C/EBPβ expression levels in LSMCs increased after treatment with Bt₂cAMP. Primary cultured LSMCs were pretreated with PGE₂ or Bt₂cAMP for 12, 24, and 48 h, and total RNA and nuclear protein were extracted. A, C/EBPβ mRNA expression levels were detected using real-time RT-PCR and standardized to GAPDH mRNA. The average + sem of data from triplicate experiments is reported. *, P < 0.05 (ANOVA). B, Changes in nuclear C/EBPβ protein levels upon treatment of LSMCs with PGE₂ or Bt₂cAMP were detected by immunoblotting. Using an antibody (C-19) that recognizes three C/EBPβ isoforms (C/EBPβ-1, 45 kDa; C/EBPβ-2, 42 kDa; and C/EBPβ-3, 20 kDa), cAMP was shown to induce all of these isoforms.
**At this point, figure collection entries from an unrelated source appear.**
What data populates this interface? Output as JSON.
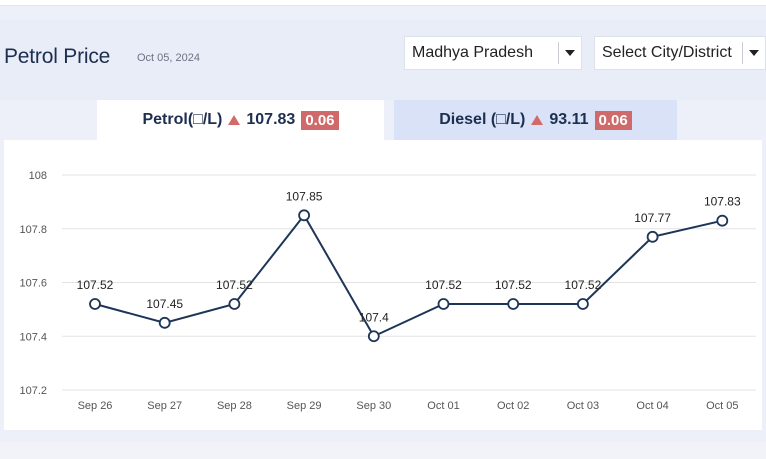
{
  "header": {
    "title": "Petrol Price",
    "date": "Oct 05, 2024",
    "state_select": "Madhya Pradesh",
    "city_select": "Select City/District"
  },
  "tabs": {
    "petrol": {
      "label": "Petrol(□/L)",
      "price": "107.83",
      "change": "0.06"
    },
    "diesel": {
      "label": "Diesel (□/L)",
      "price": "93.11",
      "change": "0.06"
    }
  },
  "colors": {
    "line": "#1d3557",
    "up_arrow": "#d36a6a",
    "badge": "#d06a6a",
    "active_tab": "#ffffff",
    "inactive_tab": "#d9e2f6"
  },
  "chart_data": {
    "type": "line",
    "categories": [
      "Sep 26",
      "Sep 27",
      "Sep 28",
      "Sep 29",
      "Sep 30",
      "Oct 01",
      "Oct 02",
      "Oct 03",
      "Oct 04",
      "Oct 05"
    ],
    "values": [
      107.52,
      107.45,
      107.52,
      107.85,
      107.4,
      107.52,
      107.52,
      107.52,
      107.77,
      107.83
    ],
    "data_labels": [
      "107.52",
      "107.45",
      "107.52",
      "107.85",
      "107.4",
      "107.52",
      "107.52",
      "107.52",
      "107.77",
      "107.83"
    ],
    "y_ticks": [
      "107.2",
      "107.4",
      "107.6",
      "107.8",
      "108"
    ],
    "ylim": [
      107.2,
      108
    ],
    "grid": true
  }
}
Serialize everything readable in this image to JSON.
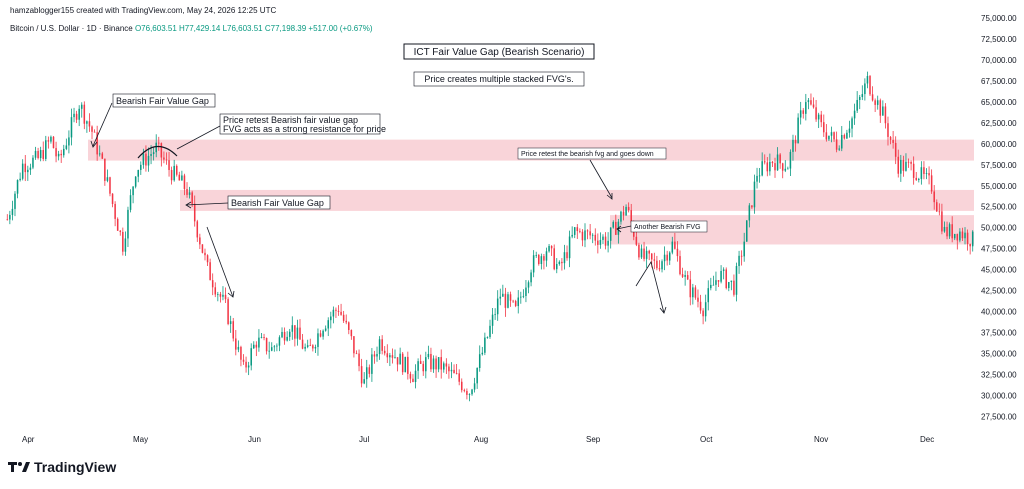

C, Immunoblotting was performed with more specific anti-C/EBPβ antibodies, as indicated. A C/EBPβ-LAP antibody could be used to detect C/EBPβ-2 (42 kDa) more distinctly, whereas phosphorylation of C/EBPβ-2 could be determined using an antibody against C/EBPβ-2 phosphorylated at Thr²³⁵ [P-C/EBPβ (Thr²³⁵)]. Equal loading was confirmed by immunoblotting with an anti-actin antibody.